Und nun: Gerade noch hat der Autor für meinen Geschmack die Kurve hinbekommen und sich von den sexuellen Ergüssen seiner Hauptfigur Alexander wieder verabschiedet. Nun, ich mochte so oder so die Kapitel mit Walter lieber.
Ein Roman ganz aus männlicher Perspektive. Nun gut, nicht ganz, aber weitgehend. Es gibt allerdings nur wenige Kapitel, welche aus der Sichtweise einer Frau sind und meistens haben sie irgendwie mit einem Mann zu tun. Überhaupt kommen die Frauenfiguren hier eher weniger gut weg. Vor allem Lydia, die eine klammernde Freundin ist und es trotzdem immer wieder schafft Alexander dazu zu bringen, nicht mit ihr Schluss zu machen. Nun er kann sich auf der anderen Seite einfach nicht Entscheiden den Mund auf zu machen und Nein zu sagen. Dazu muss man sagen, das er als Mann dabei auch nicht besonders gut wegkommt, denn im Grunde sorgt vor allem ein Blow Job dafür das er Lydia wieder einmal nicht ab serviert, obwohl er eigentlich längst in eine andere verliebt ist. Aber er ist halt ein Träumer und vieles von dem was er möchte geschieht so oder so nur in seiner Fantasie. Es bleibt offen ob Valerie wirklich etwas von ihm wollte oder ob er sich da vieles nur einfach zusammengeträumt hat. Gerade das macht für mich den Roman aber auch sehr faszinierend. Es bleibt ein eigener Raum für die Überlegungen dazu - und zu anderen Ereignissen. Es passt hier einfach dass, man ein wenig im unklaren bleibt.

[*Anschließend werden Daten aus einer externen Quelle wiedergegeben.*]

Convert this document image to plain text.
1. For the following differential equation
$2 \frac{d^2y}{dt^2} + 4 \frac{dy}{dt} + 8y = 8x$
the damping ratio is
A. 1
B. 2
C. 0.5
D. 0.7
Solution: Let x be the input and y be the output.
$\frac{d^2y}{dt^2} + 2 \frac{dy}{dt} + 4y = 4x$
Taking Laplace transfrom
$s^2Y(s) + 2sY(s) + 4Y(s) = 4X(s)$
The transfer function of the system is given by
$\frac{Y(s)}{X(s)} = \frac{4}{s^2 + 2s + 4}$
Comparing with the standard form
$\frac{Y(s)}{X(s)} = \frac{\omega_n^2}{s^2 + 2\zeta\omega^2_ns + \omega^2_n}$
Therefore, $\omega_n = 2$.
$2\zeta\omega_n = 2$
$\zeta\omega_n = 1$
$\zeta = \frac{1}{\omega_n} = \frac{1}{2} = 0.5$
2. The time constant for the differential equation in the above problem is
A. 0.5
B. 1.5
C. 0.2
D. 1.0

Walter... nun Walter ist irgendwie einfach sympathisch in seiner Art über sich zu erzählen. Er ist bodenständiger als Alexander, nicht so träumerisch aber auch nicht so sehr von sich eingenommen. Wohl der Grund warum ich mit ihm mehr anfangen konnte. Wobei Alex eigentlich auch sehr zerrissen ist. Einerseits ist er von sich stark eingenommen aber gleichzeitig irgendwie auch sehr verunsichert. Immer ein wenig hin und her gerissen mit sich selbst und den Menschen um sich herum. Mahnmal hat man den Eindruck er geht ihnen so oder so am liebsten aus dem Weg, um sich nicht zu konfrontieren... egal mit was. Vor allem wohl mit der Wirklichkeit.

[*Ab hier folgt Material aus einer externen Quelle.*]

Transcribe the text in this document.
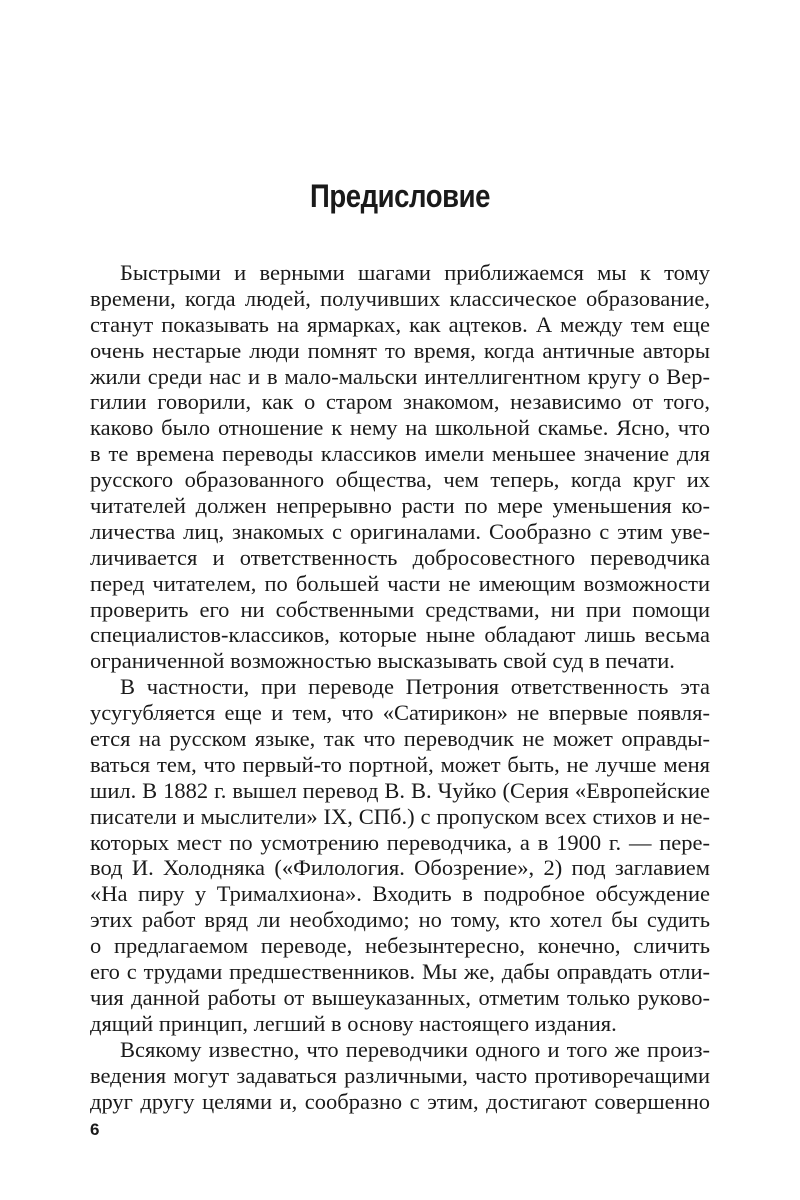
Предисловие
Быстрыми и верными шагами приближаемся мы к тому
времени, когда людей, получивших классическое образование,
станут показывать на ярмарках, как ацтеков. А между тем еще
очень нестарые люди помнят то время, когда античные авторы
жили среди нас и в мало-мальски интеллигентном кругу о Вер-
гилии говорили, как о старом знакомом, независимо от того,
каково было отношение к нему на школьной скамье. Ясно, что
в те времена переводы классиков имели меньшее значение для
русского образованного общества, чем теперь, когда круг их
читателей должен непрерывно расти по мере уменьшения ко-
личества лиц, знакомых с оригиналами. Сообразно с этим уве-
личивается и ответственность добросовестного переводчика
перед читателем, по большей части не имеющим возможности
проверить его ни собственными средствами, ни при помощи
специалистов-классиков, которые ныне обладают лишь весьма
ограниченной возможностью высказывать свой суд в печати.
В частности, при переводе Петрония ответственность эта
усугубляется еще и тем, что «Сатирикон» не впервые появля-
ется на русском языке, так что переводчик не может оправды-
ваться тем, что первый-то портной, может быть, не лучше меня
шил. В 1882 г. вышел перевод В. В. Чуйко (Серия «Европейские
писатели и мыслители» IX, СПб.) с пропуском всех стихов и не-
которых мест по усмотрению переводчика, а в 1900 г. — пере-
вод И. Холодняка («Филология. Обозрение», 2) под заглавием
«На пиру у Трималхиона». Входить в подробное обсуждение
этих работ вряд ли необходимо; но тому, кто хотел бы судить
о предлагаемом переводе, небезынтересно, конечно, сличить
его с трудами предшественников. Мы же, дабы оправдать отли-
чия данной работы от вышеуказанных, отметим только руково-
дящий принцип, легший в основу настоящего издания.
Всякому известно, что переводчики одного и того же произ-
ведения могут задаваться различными, часто противоречащими
друг другу целями и, сообразно с этим, достигают совершенно
6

Walter fragt sich aber auch, was er mit seiner Zukunft anstellen soll. Aber er bewegt sich auf sie zu und ist nicht in der Schwebe. Schritt für Schritt findet er seinen Weg.

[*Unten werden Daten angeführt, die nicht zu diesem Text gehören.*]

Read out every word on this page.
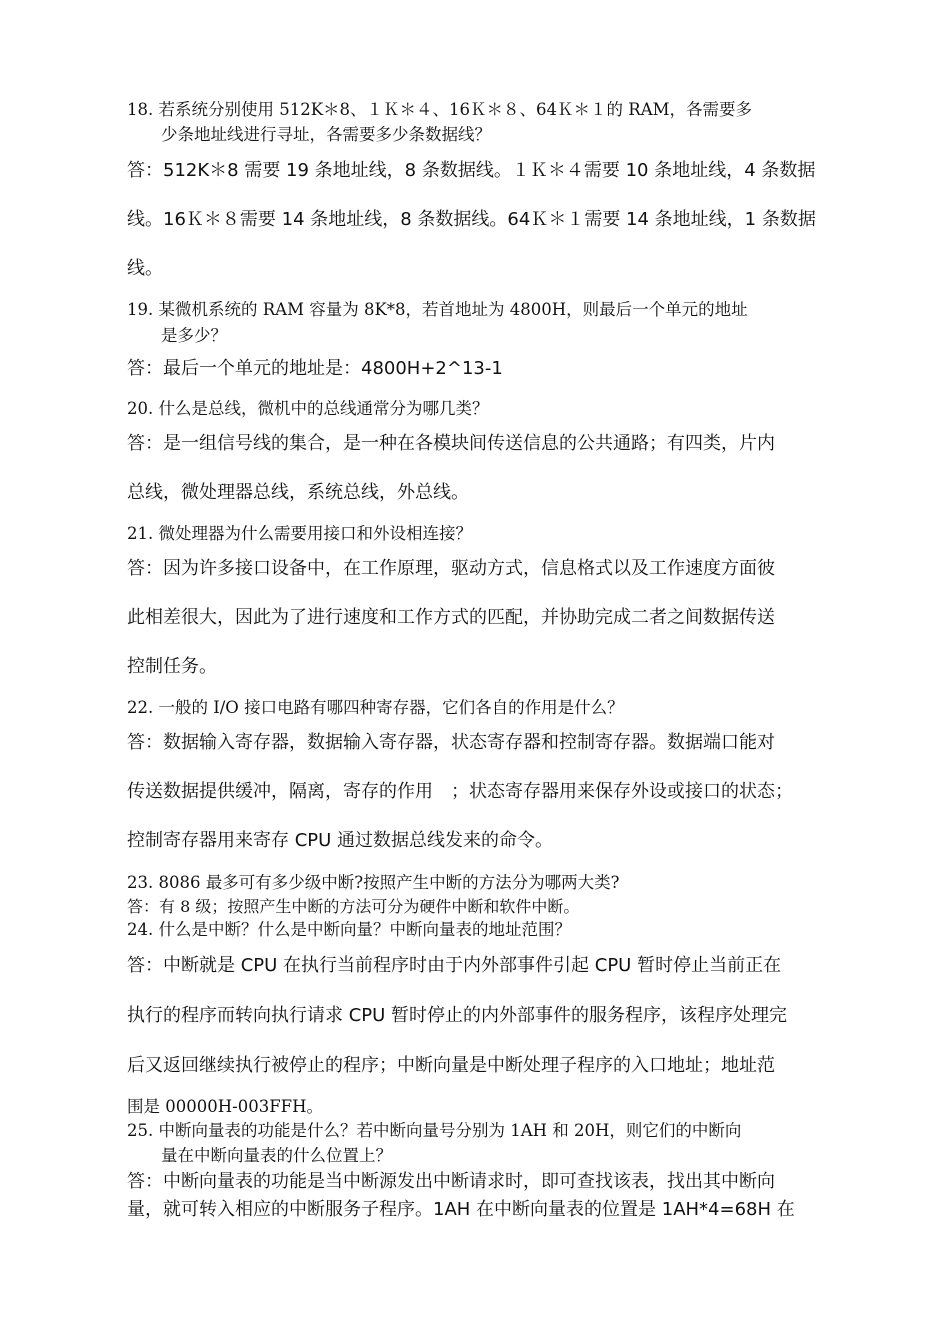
18. 若系统分别使用 512K＊8、１Ｋ＊４、16Ｋ＊８、64Ｋ＊１的 RAM，各需要多
少条地址线进行寻址，各需要多少条数据线？
答：512K＊8 需要 19 条地址线，8 条数据线。１Ｋ＊４需要 10 条地址线，4 条数据
线。16Ｋ＊８需要 14 条地址线，8 条数据线。64Ｋ＊１需要 14 条地址线，1 条数据
线。
19. 某微机系统的 RAM 容量为 8K*8，若首地址为 4800H，则最后一个单元的地址
是多少？
答：最后一个单元的地址是：4800H+2^13-1
20. 什么是总线，微机中的总线通常分为哪几类？
答：是一组信号线的集合，是一种在各模块间传送信息的公共通路；有四类，片内
总线，微处理器总线，系统总线，外总线。
21. 微处理器为什么需要用接口和外设相连接？
答：因为许多接口设备中，在工作原理，驱动方式，信息格式以及工作速度方面彼
此相差很大，因此为了进行速度和工作方式的匹配，并协助完成二者之间数据传送
控制任务。
22. 一般的 I/O 接口电路有哪四种寄存器，它们各自的作用是什么？
答：数据输入寄存器，数据输入寄存器，状态寄存器和控制寄存器。数据端口能对
传送数据提供缓冲，隔离，寄存的作用　；状态寄存器用来保存外设或接口的状态；
控制寄存器用来寄存 CPU 通过数据总线发来的命令。
23. 8086 最多可有多少级中断?按照产生中断的方法分为哪两大类?
答：有 8 级；按照产生中断的方法可分为硬件中断和软件中断。
24. 什么是中断？什么是中断向量？中断向量表的地址范围？
答：中断就是 CPU 在执行当前程序时由于内外部事件引起 CPU 暂时停止当前正在
执行的程序而转向执行请求 CPU 暂时停止的内外部事件的服务程序，该程序处理完
后又返回继续执行被停止的程序；中断向量是中断处理子程序的入口地址；地址范
围是 00000H-003FFH。
25. 中断向量表的功能是什么？若中断向量号分别为 1AH 和 20H，则它们的中断向
量在中断向量表的什么位置上？
答：中断向量表的功能是当中断源发出中断请求时，即可查找该表，找出其中断向
量，就可转入相应的中断服务子程序。1AH 在中断向量表的位置是 1AH*4=68H 在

Beide sind etwa meine Generation (ich bin jetzt 27) und vielleicht habe ich mich deshalb, dann doch irgendwie wieder entdeckt. Das unentschlossene, die Frage wie es mit dem eigenen Leben weitergeht, das beschäftigt mich selbst stark und wenn man dann auf Figuren trifft denen es ähnlich geht, fühlt man sich schon auch etwas besser.
Eine große Rolle spielt auch die Beziehung der jungen Männer zu ihren Eltern. Da ist Walters Vater auf der einen Seite, der nahe zu übergroß erscheint, oder zumindest von Walter so wahrgenommen wird.
Da ist die Mutter von Alexander auf der anderen Seite und ein abwesender Vater, der aber durch andere Figuren durchaus auch ein Gesicht bekommt.
Besonders hat mir auch gefallen, wie die Figuren miteinander verbunden sind, wie stellt sich erst nach und nach heraus.
Letztendlich werden viele Themenkomplexe eingebunden, man kann also auch nicht unbedingt sagen der Roman handle nur von diesem oder jenem - ebenfalls seine ganz große Stärke.
Setze hat einen Roman geschrieben der mir wirklich gefallen hat, bis auf die eben unnötigen Sex- Stellen... aber gut das mag der Leser sehen wie er möchte. Er ist gar nicht so verwirrend wie es einem im ersten Moment vorkommt, man muss sich einfach auf die Ungradlinigkeit einlassen und dann findet man selbst den Roten Faden. Zudem konnte er mich mit einigen Entwicklungen durchaus überraschen.
Von mir gibt es eine Ratte Abzug weil mich besagte Sexszenen so massiv gestört haben. Ansonsten habe ich aber einen sehr tollen Roman gelesen und ich freue mich auf weiteres von Setz.